Ilves: Russo-Georgian War exposed Western misconceptions about Russia
Former President Toomas Hendrik Ilves wrote on social media on Wednesday that the Russo-Georgian War of 2008 shook up many principal assumptions of the West, and that what has happened since is forcing countries to take another look at their foreign and security policy.
"The war between Georgia and Russia that started ten years ago today marked the end of an era, of a paradigm," Ilves wrote. The post-1991 settlement, or rather the principle dating back to the Helsinki Accords of 1975 that no state in Europe would use military force to change national borders, was shaken to the core.

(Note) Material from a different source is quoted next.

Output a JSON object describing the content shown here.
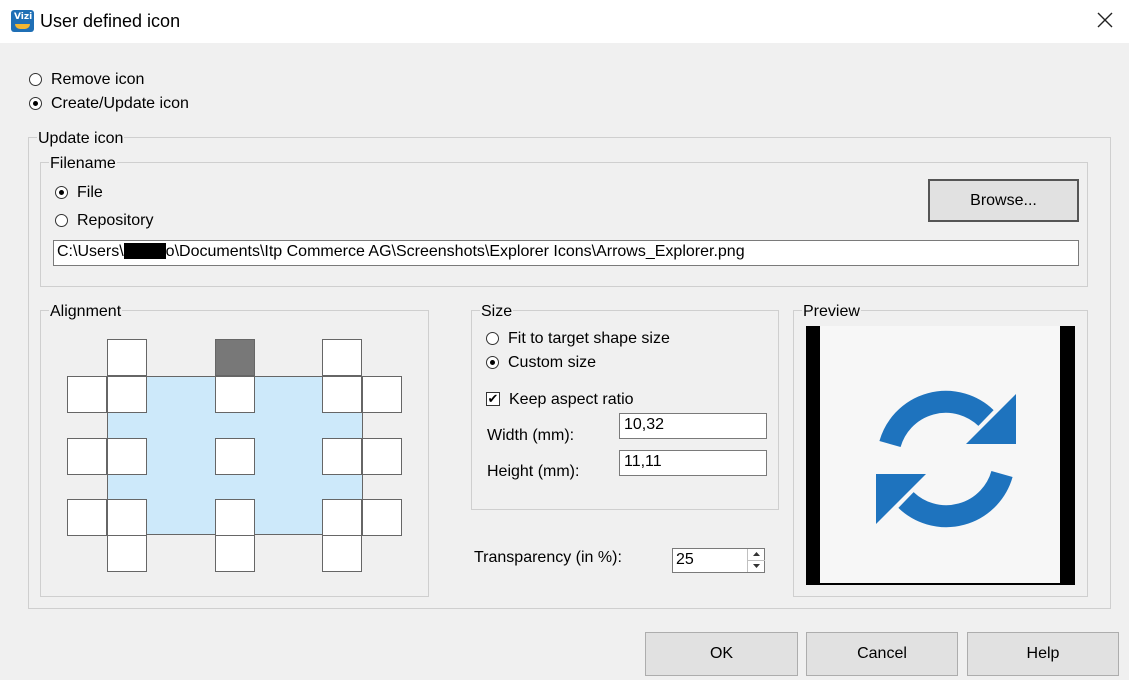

Russia's aggression against Georgia had shown that the assumption of the international community that Russia would stick to the rules is wrong, Ilves added.
This fundamentally changed the international security situation. The rules in force until that point now don't apply anymore—or at least, they don't apply equally for everyone. The West had to get used to a new world.

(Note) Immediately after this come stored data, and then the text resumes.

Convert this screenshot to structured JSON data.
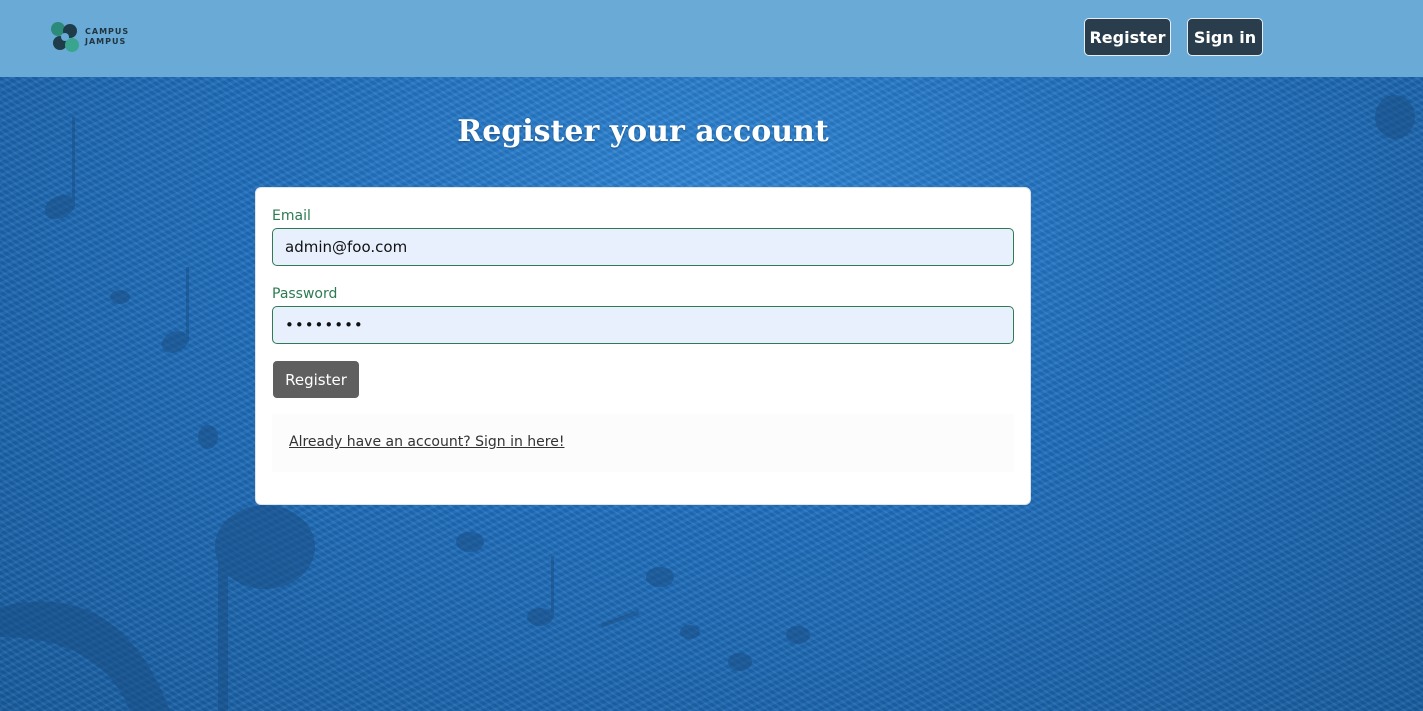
{
  "navbar": {
    "brand": {
      "line1": "CAMPUS",
      "line2": "JAMPUS",
      "icon": "campus-jampus-logo"
    },
    "register_label": "Register",
    "signin_label": "Sign in"
  },
  "page": {
    "title": "Register your account"
  },
  "form": {
    "email_label": "Email",
    "email_value": "admin@foo.com",
    "password_label": "Password",
    "password_value": "••••••••",
    "submit_label": "Register"
  },
  "footer_link": {
    "text": "Already have an account? Sign in here!"
  },
  "colors": {
    "navbar_bg": "#6aaad6",
    "nav_button_bg": "#2a3d4d",
    "label_green": "#2e7a53",
    "input_bg": "#e8f0fe",
    "submit_bg": "#5f5f5f",
    "page_bg": "#1e6bb5"
  }
}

"And it didn't manage," Ilves wrote. The hope that what happened to Georgia is little more than a sideshow, and that time will take care of it, has turned out to be wishful thinking.
The years of denial that followed suddenly made way for a harsh new reality when Russia invaded Ukraine and annexed the Crimean Peninsula in 2014. "The annexation of Crimea brought the realisation that what happened in Georgia in August 2008 wasn't a random violation, but a sign of a new reality," Ilves pointed out.

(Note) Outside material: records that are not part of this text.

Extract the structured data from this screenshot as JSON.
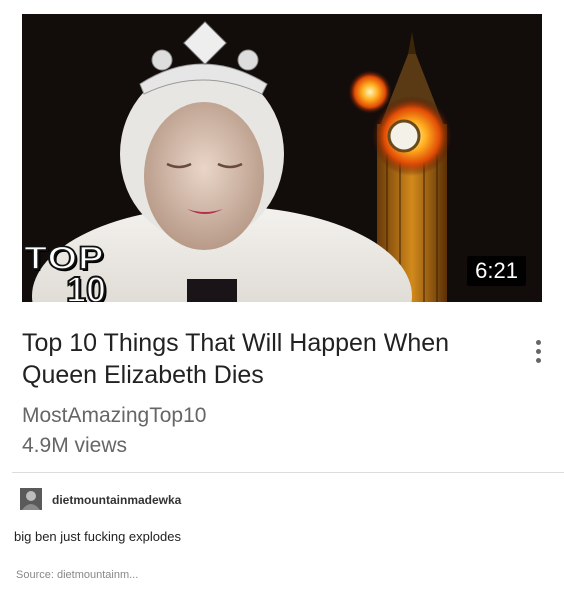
{
  "video": {
    "thumbnail_logo_line1": "TOP",
    "thumbnail_logo_line2": "10",
    "duration": "6:21",
    "title": "Top 10 Things That Will Happen When Queen Elizabeth Dies",
    "channel": "MostAmazingTop10",
    "views": "4.9M views",
    "more_icon": "vertical-ellipsis-icon"
  },
  "post": {
    "username": "dietmountainmadewka",
    "comment": "big ben just fucking explodes",
    "source": "Source: dietmountainm..."
  }
}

A new reality no less that has since forced the West to revisit its approach to security, its underlying principles, and the cooperation of Western states with Russia.
"Now we've learned a lesson. Rules only apply as long as their violation has consequences. Sanctions may not convince Russia to change its behaviour, but they are a confirmation that the West values these rules and won't give them up," President Ilves said in his comment.
To Estonia, what happened in Georgia and a few years later in Ukraine also confirms the importance of alliances, Ilves wrote. Its membership in the European Union and NATO defends the country, among other things also against a potential new world order in which the weak are at the mercy of the strong.
Politically, the last decade made it necessary for several Western countries to question their "pragmatic foreign policy" and made it very clear that what may be pragmatism in the eyes of one country can easily undermine efforts elsewhere that are based on principles and international law.
The West has also seen Russia's approach to its military means, hybrid warfare that doesn't only focus on ground and air, but also extends into cyberspace and information channels. Russia's actions brought with them the realisation as well that where politicians are forced to make decisions because of someone else's military actions, it is sensible to seek the advice of one's own military as well.
Ilves recalled his own trip to Tbilisi on 12 August 2008 along with his Polish and Lithuanian counterparts and Latvian Prime Minister Ivars Godmanis. They met with Ukrainian President Viktor Yushchenko to express their support of Georgia.
"I told thousands who came: I am a Georgian. Georgia isn't alone in this struggle. This is all our fight for a world order built on rules, where all states, big and small, have the right to decide themselves about their future, without outside interference," Ilves wrote.
Today, ten years later, the need to stress this is just as urgent as it was then, he added: perhaps even more so.